"Kata merangkai makna, jiwa tersentuh. Damai pula lega, satu irama rasa."
Sebelum hadirmu yang hanya kurun waktu satu tahun sekali, kehadirannya terlebih dahulu yang menemani. Kurang lebih tiga puluh hari lamanya, ditemani olehnya.
Sebelum hadirmu yang hanya kurun waktu satu tahun sekali, diuji olehnya adalah kenikmatan itu sendiri. Dahaga terpelihara, ragam menu pilihan cukup menunggu, hingga jeda itu berlalu seiring restu dari sang waktu.

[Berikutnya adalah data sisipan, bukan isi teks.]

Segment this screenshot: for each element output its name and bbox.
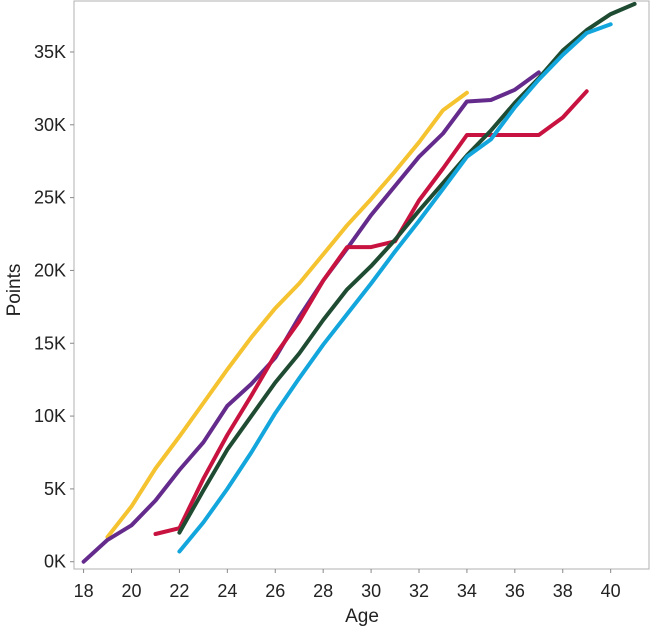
y-tick-label: 10K (34, 406, 66, 426)
series-layer (81, 1, 637, 564)
x-axis-title: Age (345, 606, 379, 627)
y-tick-label: 15K (34, 333, 66, 353)
x-tick-label: 28 (313, 581, 333, 601)
x-tick-label: 20 (121, 581, 141, 601)
y-axis-title: Points (4, 264, 25, 317)
y-tick-label: 35K (34, 42, 66, 62)
x-tick-label: 34 (457, 581, 477, 601)
x-tick-label: 26 (265, 581, 285, 601)
x-tick-label: 40 (601, 581, 621, 601)
x-tick-label: 32 (409, 581, 429, 601)
y-tick-label: 25K (34, 188, 66, 208)
y-tick-label: 20K (34, 260, 66, 280)
x-tick-label: 24 (217, 581, 237, 601)
x-tick-label: 36 (505, 581, 525, 601)
y-tick-label: 0K (44, 552, 66, 572)
series-line-4 (177, 1, 637, 535)
series-line-2 (81, 70, 541, 564)
series-line-3 (153, 89, 589, 536)
series-line-5 (177, 22, 613, 554)
x-axis: 18 20 22 24 26 28 30 32 34 36 38 40 (74, 569, 621, 601)
plot-area-frame (73, 0, 650, 570)
y-axis: 0K 5K 10K 15K 20K 25K 30K 35K (34, 42, 74, 572)
y-tick-label: 5K (44, 479, 66, 499)
y-tick-label: 30K (34, 115, 66, 135)
x-tick-label: 22 (169, 581, 189, 601)
x-tick-label: 18 (74, 581, 94, 601)
series-line-1 (105, 90, 469, 539)
x-tick-label: 38 (553, 581, 573, 601)
x-tick-label: 30 (361, 581, 381, 601)
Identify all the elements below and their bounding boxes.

Sebelum hadirmu yang hanya kurun waktu satu tahun sekali, dijumpai olehmu hanyalah sebatas mimpi. Hanya berusaha untuk sanggup menjalani, melewati, menikmati, mensyukuri, setiap edisi hari yang tentu sarat uji.
Hadirmu kini terjadi. Ada senyum itu, juga canda tawa. Ada sumringah itu, raga bergetar. Ada kasih sayang itu, jiwa gemetar. Ada bahagia itu, berkah dari sekian waktu mencoba tersadar.
Hadirmu kini terjadi. Kadar materi menepi, kadar nurani memilih untuk lebih berani unjuk gigi. Demi menikmati sekaligus mengakui hadirmu itu, yang sungguh menginspirasi.
"Kata maaf terucap, atas nama khilaf yang sekian lama menancap, tertancap."
"Ungkap maaf laksana obat, memberikan kadar manfaat serupa nikmat. Jiwa-jiwa nampak saling tertambat, berjabatan tangan. Erat."